Voilà qui était fait ! En allant dans la cuisine, je demandai d’un ton amusé à Clara si elle voulait une glace. C’était le seul moyen que j’avais trouvé pour la tenir éloignée. Bien entendu elle refusa en me lançant le premier objet qui lui tomba sous la main : une paire de chaussettes.

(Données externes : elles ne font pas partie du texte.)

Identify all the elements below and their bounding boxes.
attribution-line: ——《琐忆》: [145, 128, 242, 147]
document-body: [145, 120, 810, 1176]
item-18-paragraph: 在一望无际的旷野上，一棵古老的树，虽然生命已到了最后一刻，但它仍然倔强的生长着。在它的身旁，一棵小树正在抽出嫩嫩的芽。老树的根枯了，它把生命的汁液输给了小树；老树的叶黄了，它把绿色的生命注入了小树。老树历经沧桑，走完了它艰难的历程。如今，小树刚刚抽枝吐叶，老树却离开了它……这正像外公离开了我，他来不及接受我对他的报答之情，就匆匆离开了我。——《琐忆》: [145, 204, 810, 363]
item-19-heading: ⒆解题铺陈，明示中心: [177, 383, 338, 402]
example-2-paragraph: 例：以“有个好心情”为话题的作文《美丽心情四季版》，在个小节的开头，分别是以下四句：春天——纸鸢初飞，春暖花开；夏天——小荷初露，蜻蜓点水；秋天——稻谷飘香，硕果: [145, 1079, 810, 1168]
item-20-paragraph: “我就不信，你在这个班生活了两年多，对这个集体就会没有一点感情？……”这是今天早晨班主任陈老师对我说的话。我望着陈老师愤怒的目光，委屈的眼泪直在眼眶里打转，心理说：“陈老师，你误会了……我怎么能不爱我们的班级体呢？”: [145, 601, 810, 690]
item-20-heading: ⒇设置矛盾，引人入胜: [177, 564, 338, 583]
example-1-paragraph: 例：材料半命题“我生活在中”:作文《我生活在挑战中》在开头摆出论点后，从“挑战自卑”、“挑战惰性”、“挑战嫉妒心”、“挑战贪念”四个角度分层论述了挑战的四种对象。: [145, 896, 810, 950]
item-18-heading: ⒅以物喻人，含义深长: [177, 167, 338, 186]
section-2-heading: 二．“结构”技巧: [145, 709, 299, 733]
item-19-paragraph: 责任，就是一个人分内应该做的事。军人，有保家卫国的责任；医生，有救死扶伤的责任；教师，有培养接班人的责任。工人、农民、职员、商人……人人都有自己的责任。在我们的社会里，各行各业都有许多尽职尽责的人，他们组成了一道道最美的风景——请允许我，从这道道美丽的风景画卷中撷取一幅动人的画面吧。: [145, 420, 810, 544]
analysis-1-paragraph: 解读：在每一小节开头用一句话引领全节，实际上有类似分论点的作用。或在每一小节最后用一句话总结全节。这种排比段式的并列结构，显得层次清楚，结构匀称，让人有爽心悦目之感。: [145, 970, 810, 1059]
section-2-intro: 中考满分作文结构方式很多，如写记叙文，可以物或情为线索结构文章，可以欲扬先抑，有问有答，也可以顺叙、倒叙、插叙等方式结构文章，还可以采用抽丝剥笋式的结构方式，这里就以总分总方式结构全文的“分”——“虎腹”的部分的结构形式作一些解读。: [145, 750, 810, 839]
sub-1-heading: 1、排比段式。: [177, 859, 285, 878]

J’étais en train de fouiller le congélateur et Clara regardait la télé en m’attendant, je l’entendais de loin rabâcher que j’étais vraiment immonde. Je ne mis pas très longtemps à retrouver le membre sectionné, coincé entre les haricots verts et les frites. Je fus écœuré sur l’instant mais bien vite je compris que ce n’était qu’un leurre. En effet il s’agissait, bien que parfaitement imitée, d’une simple main en caoutchouc. Un objet de farce et attrape, mais d’une qualité remarquable. Encore un coup de Tarol songeai-je. Je sortis délicatement l’objet du sachet où je l’avais disposé quelques jours plus tôt, il était glacial. Bonne nouvelle, la lettre H figurait bien sur l’index. A l’intérieur il y avait une petite boîte en métal, que je me mis à extraire de l’intérieur de la main. J’étais toujours seul dans la pièce. La petite boîte contenait de l’élixir rouge, assez pour tenir une bonne semaine. Je compris donc que Tarol lui-même avait élaboré ce plan pour me faire parvenir, discrètement s’il en est, un peu de remède. Il devait être assez en panique pour employer de tels moyens, mais je lui étais redevable, il avait essayé coûte que coûte de m’extirper d’une situation hautement hasardeuse. J’étais aujourd’hui à nouveau sur pieds et je me fis la promesse de ne plus jamais arrêter mon traitement. Demain j’irais voir le docteur Karl pour régler une fois pour toute ce problème.